Die Abgaben

Die Retzer Bauern waren den Grafen zur Lippe, den Landesherren, abgabepflichtig, und ihren Grundherren. Volkhausen als Amtsmeierhof, Lehbrink als kleiner Amtsmeier und Beining waren amtsfrei, d. h. dem Amt Heerse unmittelbar unterstellt. Der Retzer Zehnte, die grundherrlichen Abgaben der Retzer Bauern, standen die längste Zeit den von Wendts zu, gelangten aber durch Abtretungen und Verpfändungen auch in andere Hände. Der Eikhof war z. B. im achtzehnten Jahrhundert einem Bremer Kaufmann abgabepflichtig.

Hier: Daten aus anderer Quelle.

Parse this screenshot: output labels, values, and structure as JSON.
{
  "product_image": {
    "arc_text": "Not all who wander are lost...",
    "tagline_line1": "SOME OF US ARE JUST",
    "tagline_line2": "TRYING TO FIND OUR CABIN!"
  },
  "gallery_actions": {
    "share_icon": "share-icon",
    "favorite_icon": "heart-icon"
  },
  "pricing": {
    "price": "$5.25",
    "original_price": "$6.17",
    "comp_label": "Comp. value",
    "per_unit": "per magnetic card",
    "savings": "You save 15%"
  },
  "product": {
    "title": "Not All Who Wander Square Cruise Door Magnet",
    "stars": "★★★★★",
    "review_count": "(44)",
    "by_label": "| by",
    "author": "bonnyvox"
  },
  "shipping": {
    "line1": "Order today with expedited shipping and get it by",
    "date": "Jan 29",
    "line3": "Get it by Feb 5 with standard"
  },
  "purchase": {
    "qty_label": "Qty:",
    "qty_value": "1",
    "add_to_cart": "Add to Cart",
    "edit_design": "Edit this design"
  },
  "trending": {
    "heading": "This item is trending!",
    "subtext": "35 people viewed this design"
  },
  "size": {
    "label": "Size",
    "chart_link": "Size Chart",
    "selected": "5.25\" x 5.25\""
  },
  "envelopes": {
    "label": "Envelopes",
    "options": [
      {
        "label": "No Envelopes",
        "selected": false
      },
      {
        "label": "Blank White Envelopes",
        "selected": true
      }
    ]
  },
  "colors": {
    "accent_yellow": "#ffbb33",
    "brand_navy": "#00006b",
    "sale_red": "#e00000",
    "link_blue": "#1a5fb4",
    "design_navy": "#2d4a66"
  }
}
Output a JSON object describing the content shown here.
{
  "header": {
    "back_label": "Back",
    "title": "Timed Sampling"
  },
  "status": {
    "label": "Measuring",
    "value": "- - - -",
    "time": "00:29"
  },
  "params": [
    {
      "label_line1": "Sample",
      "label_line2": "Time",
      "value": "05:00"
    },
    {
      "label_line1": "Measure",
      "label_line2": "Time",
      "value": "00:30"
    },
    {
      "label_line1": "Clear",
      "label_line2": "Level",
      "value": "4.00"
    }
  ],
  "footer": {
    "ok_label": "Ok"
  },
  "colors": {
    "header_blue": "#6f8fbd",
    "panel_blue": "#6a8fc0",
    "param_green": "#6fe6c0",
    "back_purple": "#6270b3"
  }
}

Der Bauernstand war schon im Mittelalter von den Grundherrschaften in Klassen eingeteilt worden, um die von den Höfen zu leistenden Dienste besser organisieren zu können.
So ergaben sich zwei Gruppen:
Die Voll- und Halbspänner für den Spanndienst,
die Groß-, Mittel- und Kleinkötter für die Hand dienste.

Ein voller Spanndienst war mit vier Pferden zu leisten. In der Bauernschaft Retzen gab es nur einen Vollspänner, den Amtsmeier zu Volkhausen. In Retzen bildeten die Höfe Fricke/Krumme, Bicker/Beining und Eickmeyer/Sundermann jeweils zusammen Vollgespanne, Lehbrink war Halbspänner, ab 1648 Vollspänner. Diese zunächst für praktische Zwecke bestimmte Klassifizierung wurde auch zu einer Standesbezeichnung, wie es im oben genannten Höfereim anklingt.

Für die Retzer Bauern wurde die von Simon Vl. 1587 gegründete Domane Büllinghausen bei Lieme die Einsatzstelle für die an den Landesherrn zu leistenden Dienste, Eikmeyer und Sundermann leisteten ihre Dienste an das Gut Steinbeck.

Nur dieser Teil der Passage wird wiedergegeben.